Chapter 11 marks the beginning of what was originally published as Volume II in the 1818 edition of Frankenstein; the “three-volume novel” was standard for works in the 19th century. This chapter also marks the beginning of the story as told in the Creature’s voice. He begins by recanting his confused early memories of light and dark, of hunger and thirst, and seeking shade and refuge in the forest near Ingolstadt.

The Creature discovers fire. He also discovers what it is like to be shunned: “children shrieked, and one of the women fainted. The whole village was roused; some fled, some attacked me, until, grievously bruised by stones and many other kinds of missile weapons, I escaped to the open country, and fearfully took refuge in a low hovel, quite bare.” The hovel is behind a cottage.

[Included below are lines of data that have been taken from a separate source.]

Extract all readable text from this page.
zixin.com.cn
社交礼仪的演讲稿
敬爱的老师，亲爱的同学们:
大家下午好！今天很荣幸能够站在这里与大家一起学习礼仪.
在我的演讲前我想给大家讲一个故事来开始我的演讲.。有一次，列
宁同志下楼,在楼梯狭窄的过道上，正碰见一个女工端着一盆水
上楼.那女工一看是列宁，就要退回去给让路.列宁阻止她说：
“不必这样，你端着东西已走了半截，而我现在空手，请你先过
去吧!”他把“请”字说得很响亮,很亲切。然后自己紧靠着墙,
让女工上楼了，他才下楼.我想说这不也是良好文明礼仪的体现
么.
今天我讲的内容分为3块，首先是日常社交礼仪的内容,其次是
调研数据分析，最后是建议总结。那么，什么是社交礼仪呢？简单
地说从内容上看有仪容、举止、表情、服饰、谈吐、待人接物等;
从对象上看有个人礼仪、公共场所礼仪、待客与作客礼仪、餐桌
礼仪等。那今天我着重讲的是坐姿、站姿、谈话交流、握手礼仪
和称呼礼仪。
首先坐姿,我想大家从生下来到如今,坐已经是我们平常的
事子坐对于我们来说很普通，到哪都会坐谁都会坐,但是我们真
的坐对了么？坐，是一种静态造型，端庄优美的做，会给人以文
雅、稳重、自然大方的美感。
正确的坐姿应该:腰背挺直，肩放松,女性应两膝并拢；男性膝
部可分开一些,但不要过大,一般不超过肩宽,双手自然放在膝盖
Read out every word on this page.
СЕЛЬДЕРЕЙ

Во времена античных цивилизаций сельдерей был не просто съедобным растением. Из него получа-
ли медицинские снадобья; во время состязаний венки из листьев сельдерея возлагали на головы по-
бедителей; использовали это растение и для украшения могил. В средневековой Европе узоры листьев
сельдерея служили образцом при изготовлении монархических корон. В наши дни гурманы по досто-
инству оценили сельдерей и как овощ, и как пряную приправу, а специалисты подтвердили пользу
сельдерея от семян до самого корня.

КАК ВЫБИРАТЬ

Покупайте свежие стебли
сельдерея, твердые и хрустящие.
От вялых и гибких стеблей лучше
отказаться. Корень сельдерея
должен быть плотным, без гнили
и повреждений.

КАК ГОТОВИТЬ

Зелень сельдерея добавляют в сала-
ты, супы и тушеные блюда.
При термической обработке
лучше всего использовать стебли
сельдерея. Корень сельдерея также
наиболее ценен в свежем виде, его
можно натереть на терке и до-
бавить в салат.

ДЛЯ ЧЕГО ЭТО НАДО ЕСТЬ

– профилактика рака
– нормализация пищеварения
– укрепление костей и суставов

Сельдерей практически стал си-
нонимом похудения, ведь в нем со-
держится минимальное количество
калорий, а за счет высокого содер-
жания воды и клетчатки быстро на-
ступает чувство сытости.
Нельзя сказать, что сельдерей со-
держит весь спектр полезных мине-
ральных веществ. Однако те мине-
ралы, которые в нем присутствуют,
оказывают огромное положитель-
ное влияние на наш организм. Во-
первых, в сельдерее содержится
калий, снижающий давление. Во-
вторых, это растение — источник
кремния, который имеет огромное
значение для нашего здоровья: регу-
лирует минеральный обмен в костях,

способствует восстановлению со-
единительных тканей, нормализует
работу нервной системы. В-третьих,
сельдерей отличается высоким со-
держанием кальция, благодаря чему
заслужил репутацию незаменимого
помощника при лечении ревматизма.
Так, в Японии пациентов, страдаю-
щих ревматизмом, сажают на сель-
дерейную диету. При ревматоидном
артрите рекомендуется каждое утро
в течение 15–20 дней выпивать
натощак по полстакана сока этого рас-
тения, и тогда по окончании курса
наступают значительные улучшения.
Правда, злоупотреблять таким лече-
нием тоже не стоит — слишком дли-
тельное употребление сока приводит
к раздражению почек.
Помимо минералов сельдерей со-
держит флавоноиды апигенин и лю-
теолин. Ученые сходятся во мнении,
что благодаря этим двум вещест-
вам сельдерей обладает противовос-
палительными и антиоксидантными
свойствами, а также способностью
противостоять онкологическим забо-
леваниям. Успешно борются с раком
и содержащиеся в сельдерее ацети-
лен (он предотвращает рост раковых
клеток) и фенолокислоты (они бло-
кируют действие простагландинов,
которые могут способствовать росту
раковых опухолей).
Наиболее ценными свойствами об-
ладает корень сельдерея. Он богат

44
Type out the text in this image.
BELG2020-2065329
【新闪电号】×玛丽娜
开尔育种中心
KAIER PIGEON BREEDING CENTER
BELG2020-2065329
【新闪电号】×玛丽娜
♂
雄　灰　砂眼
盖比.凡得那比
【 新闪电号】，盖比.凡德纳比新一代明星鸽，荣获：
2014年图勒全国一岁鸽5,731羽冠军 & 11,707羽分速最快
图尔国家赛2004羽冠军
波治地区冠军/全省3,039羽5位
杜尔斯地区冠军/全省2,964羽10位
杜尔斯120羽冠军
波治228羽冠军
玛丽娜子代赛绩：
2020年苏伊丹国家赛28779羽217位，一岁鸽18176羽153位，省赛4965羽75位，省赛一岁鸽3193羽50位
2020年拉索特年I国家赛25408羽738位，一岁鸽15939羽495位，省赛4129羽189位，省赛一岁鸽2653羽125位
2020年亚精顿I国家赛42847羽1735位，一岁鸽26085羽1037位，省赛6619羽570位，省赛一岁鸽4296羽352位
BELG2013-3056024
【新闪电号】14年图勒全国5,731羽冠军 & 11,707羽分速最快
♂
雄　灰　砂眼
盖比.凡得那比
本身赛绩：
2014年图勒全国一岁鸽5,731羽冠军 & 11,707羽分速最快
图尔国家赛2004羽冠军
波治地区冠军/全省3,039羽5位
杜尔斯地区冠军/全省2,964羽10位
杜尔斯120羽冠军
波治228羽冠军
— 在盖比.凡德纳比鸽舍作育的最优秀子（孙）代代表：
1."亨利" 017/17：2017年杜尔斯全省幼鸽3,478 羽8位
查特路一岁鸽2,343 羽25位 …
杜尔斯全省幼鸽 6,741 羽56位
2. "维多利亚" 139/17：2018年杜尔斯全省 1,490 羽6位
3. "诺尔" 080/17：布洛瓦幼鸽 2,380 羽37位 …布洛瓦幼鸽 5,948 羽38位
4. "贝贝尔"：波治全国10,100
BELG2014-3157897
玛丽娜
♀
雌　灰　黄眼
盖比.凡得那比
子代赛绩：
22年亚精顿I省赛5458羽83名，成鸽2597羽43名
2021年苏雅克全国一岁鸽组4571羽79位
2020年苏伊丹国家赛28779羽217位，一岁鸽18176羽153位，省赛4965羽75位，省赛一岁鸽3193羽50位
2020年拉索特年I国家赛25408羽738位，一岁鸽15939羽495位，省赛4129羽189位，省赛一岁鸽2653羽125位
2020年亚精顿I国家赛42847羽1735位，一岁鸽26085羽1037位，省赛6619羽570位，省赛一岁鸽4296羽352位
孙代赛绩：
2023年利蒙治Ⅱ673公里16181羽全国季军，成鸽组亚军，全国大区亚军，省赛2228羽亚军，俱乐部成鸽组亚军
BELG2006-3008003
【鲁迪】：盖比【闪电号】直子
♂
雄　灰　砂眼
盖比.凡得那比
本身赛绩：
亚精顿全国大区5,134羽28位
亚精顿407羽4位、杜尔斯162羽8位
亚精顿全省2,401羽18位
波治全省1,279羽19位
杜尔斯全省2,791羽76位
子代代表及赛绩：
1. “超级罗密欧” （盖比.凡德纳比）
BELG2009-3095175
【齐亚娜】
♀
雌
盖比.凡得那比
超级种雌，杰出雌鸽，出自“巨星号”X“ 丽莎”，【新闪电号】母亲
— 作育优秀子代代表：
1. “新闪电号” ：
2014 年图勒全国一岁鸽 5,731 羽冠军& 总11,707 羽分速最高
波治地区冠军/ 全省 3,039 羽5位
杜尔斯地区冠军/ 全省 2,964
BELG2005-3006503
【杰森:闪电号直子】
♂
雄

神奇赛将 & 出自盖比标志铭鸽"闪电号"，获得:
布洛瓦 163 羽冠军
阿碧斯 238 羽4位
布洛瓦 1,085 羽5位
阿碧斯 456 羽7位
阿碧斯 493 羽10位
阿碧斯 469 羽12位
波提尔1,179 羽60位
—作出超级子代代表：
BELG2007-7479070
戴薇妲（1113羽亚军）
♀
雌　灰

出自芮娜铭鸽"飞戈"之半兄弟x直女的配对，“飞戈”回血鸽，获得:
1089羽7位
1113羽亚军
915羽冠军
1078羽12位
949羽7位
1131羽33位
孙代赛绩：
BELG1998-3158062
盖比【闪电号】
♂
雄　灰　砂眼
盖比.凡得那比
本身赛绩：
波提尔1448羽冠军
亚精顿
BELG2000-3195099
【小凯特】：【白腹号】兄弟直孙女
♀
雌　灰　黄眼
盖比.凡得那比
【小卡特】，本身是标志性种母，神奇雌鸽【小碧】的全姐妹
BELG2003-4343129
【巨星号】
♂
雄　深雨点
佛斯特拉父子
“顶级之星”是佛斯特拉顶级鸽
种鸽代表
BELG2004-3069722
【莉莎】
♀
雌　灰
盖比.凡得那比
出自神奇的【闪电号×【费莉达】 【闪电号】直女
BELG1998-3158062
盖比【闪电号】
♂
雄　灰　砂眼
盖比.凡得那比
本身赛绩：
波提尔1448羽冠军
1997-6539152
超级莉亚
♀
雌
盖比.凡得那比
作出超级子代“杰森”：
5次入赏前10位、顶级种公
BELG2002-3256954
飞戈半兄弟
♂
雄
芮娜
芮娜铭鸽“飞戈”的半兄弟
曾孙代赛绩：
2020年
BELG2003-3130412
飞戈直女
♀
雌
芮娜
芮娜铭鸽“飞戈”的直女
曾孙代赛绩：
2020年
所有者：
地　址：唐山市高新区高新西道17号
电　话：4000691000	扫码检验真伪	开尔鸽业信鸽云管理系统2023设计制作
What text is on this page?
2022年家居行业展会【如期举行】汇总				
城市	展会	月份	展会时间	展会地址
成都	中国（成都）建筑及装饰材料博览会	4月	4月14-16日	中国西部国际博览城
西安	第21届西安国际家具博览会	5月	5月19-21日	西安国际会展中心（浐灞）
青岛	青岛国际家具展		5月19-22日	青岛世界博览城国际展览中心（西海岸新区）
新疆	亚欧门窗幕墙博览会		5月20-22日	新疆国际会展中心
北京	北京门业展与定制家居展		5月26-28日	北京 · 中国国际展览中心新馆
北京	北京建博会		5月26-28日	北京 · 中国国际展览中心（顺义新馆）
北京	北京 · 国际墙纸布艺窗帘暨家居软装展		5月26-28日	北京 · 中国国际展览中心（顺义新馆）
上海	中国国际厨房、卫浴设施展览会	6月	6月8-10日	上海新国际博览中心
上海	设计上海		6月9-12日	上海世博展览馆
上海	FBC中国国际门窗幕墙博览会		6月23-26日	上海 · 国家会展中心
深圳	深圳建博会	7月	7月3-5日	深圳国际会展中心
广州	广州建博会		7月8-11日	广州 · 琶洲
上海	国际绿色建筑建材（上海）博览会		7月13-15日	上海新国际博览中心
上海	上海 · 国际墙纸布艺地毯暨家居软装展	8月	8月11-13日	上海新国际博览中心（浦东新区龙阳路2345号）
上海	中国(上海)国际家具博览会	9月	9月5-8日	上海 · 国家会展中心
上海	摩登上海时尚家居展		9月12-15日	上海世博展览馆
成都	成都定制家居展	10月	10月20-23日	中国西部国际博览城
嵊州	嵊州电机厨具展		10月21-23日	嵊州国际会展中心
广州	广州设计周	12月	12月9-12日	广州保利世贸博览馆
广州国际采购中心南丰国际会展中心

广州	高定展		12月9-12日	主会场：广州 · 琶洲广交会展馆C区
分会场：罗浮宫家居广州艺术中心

Inhabiting the cottage are a blind old man, De Lacey, of “silver hair and benevolent countenance”; his “ever-gentle” daughter Agatha; and his “sorrowful” son Felix. The Creature discovers much: their many kindnesses and acts of love and sacrifice for each other — and that he can contribute, too, by secretly gathering firewood for them during the night — and “one of the causes of the uneasiness of this amiable family: it was poverty; and they suffered that evil in a very distressing degree.”

He also discovers language, and that, as much as he longs to make himself known to and join them, “I ought not to make the attempt until I had first become master of their language; which knowledge might enable me to make them overlook the deformity of my figure.” Their judgment will be critical: “I looked upon them as superior beings, who would be the arbiters of my future destiny.”

The arrival of Safie, Felix’s “sweet Arabian” beloved, speeds the Creature’s acquisition of language as he follows along with the family’s attempts to teach Safie their French. With language, the Creature learns about people, power, property, and more. Felix’s attempts to save Safie’sTurkish father from local French authorities had resulted in the De Laceys’ losing everything.